Les vanités hollandaises naissent à Leyde avec la proclamation  de David Bailly dans le milieu calvinistes et savant (encyclopédie Larousse). Cette initiative revient à son maître Jacob de Gheyn II, son premier tableau signée « Vanitas » est produit en 1603 (Metropolitan Museum, New York), en 1621 Bailly inaugure un nouveau tableau de Gheyn (Yale University) qui a définit plus ou moins l’iconographie et le style du genre : le groupement cohésif en forme de pyramide, la gamme monochrome, le  jeux de clair-obscur. La nouveauté se diffuse très rapidement autour de la Hollande où les peintres de natures mortes commencent à réaliser des vanités. En 1651 Bailly réalise « Vanté, nature morte avec le portrait de jeune peintre », l’une des plus riches et des plus complexes des vanités au niveau de son iconographie. 

David Bailly, Vanité, la nature morte avec le portrait d'un jeune peintre, 1651. Stedelijk Museum, Leyde, Pays-Bas

David Bailly, Vanité, nature morte avec le portrait d’un jeune peintre, 1651. Stedelijk Museum, Leyde, Pays-Bas

Concernant les origines de la vanité picturale, Jacques Derriulat propose une idée pertinente dans son discours « Vanité de la peinture et peintures de Vanité ». Il présente la vanité comme un revers de la nature morte, genre dont la naissance se manifeste avec le tableau du Caravage « Corbeille des fruits » (1596), la nature morte fonctionne comme une visualisation d’offrande, une tradition qui vient des temps anciens.

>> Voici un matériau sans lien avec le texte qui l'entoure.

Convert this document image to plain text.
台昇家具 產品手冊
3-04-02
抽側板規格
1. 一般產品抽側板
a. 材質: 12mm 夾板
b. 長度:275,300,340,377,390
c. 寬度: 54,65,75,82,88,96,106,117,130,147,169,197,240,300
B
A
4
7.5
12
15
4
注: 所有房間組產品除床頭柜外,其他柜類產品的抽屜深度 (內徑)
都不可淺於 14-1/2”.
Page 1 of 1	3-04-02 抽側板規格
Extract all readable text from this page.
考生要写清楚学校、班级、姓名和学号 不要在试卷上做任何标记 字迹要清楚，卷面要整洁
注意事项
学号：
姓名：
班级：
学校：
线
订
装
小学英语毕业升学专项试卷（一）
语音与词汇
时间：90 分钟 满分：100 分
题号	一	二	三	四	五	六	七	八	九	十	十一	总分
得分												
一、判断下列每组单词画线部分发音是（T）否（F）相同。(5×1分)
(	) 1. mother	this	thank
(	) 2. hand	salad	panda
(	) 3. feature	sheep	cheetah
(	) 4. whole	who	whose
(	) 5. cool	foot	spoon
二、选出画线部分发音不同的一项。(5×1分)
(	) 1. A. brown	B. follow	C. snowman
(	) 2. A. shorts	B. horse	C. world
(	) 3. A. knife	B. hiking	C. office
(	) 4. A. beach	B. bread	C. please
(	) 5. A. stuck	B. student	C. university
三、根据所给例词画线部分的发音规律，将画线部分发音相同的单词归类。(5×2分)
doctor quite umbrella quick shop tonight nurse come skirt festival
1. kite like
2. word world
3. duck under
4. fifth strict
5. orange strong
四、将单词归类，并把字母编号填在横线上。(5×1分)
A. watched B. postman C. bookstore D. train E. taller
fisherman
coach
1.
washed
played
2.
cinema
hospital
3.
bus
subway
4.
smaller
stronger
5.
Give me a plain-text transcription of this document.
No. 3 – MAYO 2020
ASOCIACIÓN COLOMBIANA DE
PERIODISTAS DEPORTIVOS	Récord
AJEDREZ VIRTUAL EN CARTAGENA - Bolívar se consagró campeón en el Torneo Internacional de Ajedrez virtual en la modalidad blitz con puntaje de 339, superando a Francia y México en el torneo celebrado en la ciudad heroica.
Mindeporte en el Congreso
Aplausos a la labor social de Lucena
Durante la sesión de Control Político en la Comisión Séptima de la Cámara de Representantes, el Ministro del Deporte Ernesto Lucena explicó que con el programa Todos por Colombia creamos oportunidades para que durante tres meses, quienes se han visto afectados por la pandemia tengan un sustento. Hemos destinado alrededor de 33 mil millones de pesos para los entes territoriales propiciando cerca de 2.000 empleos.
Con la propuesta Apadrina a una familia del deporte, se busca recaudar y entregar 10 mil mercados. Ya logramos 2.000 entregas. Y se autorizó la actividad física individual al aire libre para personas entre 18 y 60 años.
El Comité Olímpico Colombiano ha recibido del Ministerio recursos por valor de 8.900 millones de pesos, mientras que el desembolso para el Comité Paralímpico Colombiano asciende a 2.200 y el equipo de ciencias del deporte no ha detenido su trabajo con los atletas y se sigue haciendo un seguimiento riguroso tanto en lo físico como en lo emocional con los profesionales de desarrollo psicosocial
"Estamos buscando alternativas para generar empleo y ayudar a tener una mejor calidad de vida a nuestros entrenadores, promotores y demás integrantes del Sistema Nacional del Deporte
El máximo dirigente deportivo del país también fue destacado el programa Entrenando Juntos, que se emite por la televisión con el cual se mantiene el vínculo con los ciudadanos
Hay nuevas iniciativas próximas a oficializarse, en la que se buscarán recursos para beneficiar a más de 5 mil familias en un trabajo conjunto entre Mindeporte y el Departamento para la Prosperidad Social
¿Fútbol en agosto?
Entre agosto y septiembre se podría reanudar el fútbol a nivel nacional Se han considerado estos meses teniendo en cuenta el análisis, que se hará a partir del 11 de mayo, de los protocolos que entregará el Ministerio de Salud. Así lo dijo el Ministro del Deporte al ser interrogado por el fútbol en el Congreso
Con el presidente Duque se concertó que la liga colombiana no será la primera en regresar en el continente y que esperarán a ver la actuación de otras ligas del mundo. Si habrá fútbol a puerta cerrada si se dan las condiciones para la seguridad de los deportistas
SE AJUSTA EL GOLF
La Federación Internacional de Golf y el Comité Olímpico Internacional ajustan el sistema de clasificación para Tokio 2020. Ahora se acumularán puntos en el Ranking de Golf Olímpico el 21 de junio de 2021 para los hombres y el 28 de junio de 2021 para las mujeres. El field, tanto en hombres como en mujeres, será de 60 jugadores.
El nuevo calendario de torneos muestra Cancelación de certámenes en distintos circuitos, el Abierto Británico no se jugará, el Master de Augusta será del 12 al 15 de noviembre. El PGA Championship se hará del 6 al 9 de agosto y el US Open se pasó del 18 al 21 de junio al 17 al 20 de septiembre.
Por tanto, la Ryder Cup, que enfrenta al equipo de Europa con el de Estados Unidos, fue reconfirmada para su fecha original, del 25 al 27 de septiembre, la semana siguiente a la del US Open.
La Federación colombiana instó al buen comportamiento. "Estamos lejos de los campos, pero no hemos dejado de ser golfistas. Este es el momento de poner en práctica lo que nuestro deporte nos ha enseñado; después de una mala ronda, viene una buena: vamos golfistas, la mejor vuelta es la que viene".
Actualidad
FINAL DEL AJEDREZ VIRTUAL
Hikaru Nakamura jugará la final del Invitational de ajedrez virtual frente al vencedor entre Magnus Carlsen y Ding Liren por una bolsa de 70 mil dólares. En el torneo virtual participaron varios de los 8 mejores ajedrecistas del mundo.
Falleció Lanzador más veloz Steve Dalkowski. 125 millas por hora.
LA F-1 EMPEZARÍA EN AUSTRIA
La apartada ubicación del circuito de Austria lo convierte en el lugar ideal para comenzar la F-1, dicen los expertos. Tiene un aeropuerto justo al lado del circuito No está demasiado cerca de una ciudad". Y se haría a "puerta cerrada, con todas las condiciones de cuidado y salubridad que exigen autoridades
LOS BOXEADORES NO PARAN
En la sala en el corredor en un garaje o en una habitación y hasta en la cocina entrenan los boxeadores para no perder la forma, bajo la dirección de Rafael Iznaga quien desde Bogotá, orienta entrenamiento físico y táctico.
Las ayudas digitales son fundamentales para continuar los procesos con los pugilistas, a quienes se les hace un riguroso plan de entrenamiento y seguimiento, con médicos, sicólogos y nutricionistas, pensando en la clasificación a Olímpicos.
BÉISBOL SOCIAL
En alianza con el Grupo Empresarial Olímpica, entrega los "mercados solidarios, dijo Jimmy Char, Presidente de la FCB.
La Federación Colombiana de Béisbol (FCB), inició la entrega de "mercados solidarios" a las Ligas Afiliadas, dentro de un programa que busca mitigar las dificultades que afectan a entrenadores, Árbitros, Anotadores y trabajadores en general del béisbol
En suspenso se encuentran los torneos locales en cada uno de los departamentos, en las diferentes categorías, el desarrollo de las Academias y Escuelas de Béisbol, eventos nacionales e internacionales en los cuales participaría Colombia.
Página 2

Caravage, Corbeille de fruits, 1596. Pinacotèque Ambrosienne, Milan, Italie

Caravage, Corbeille de fruits, 1596. Pinacotèque Ambrosienne, Milan, Italie

La plénitude des fruits et la beauté des fleurs symbolisent la gratitude de celui qui donne. Le don évoque le « re-don », la réciprocité du don confirme la stabilité et la prospérité de la vie. La nature morte nous montre l’aspect positif de la vie, qui séduit le spectateur par ces plaisirs et ces goûts. La vanité, au contraire, porte le concept de l’abandon qui est le deuxième sens de l’offrande : en sacrifiant, on renonce à quelque chose de valeur.

Par comparaison à la nature morte, qui s’adresse aux yeux,  la vanité, vise l’esprit comme son destinataire. Elle comporte un message chrétien de renonciation à tous les biens de ce monde pour la vie éternelle sous le protectorat de Dieu, qui se réactualise avec la doctrine protestante opposante à la richesse de l’église catholique. Les protestants saluent le rejet de l’envie de tous les biens terrestres devant la rencontre avec Dieux. Dans la Hollande protestante, cette idée devient essentielle pour la construction de l’identité nationale. A part les vanités proprement dites, on trouve de nombreux exemples de natures mortes ou de scènes de genre qui comportent en soient les rappels de la vanité de ce monde, comme par exemple les citrons demi pelé. Un concept nationale se formule : profitons des biens de ce monde gagné par le travail, mais n’oublions pas que tout est vain. Le parcours du Louvre « Nature morte : école du Nord », nous permet de voir l’iconographie habituelle de la vanité dans les natures mortes, comme par exemple le crâne.

Cependant, il ne faut pas regarder les vanités comme un manifeste monastique. Tout au contraire, le protestantisme n’accepte pas l’abandon de la vie quotidienne au profit de la vie sacrifiée a Dieu. L’abandon exprimé par la vanité est une chose mentale, une présence de l’idée de la futilité de son vivant. La pomme mûre est belle mais elle porte en soit la germe du ver qui la dévore. Il ne faut pas se laisser séduire. Enfin, la vanité porte un message : les choses terrestres ne sont pas telle quelle paraissent car elles sont toutes soumises à la mort. Remarquons aussi que René Descartes, un des principal représentant de la méthode scientifique et philosophique de mise en doute de tout ce que l’on voit, voyage en Hollande en 1629. Il n’y a pas de rapport direct mais il y fait des recherches plus approfondies, ce fait nous montre de quelles pensées étaient faites l’esprit de l’époque.

Cet esprit critique protestant, dans un certain niveau de spiritualité se manifestait dans la bonne volonté de renoncer à tous les biens de ce monde. La Hollande fut une terre féconde pour le développement des formes picturales indépendantes de vanité.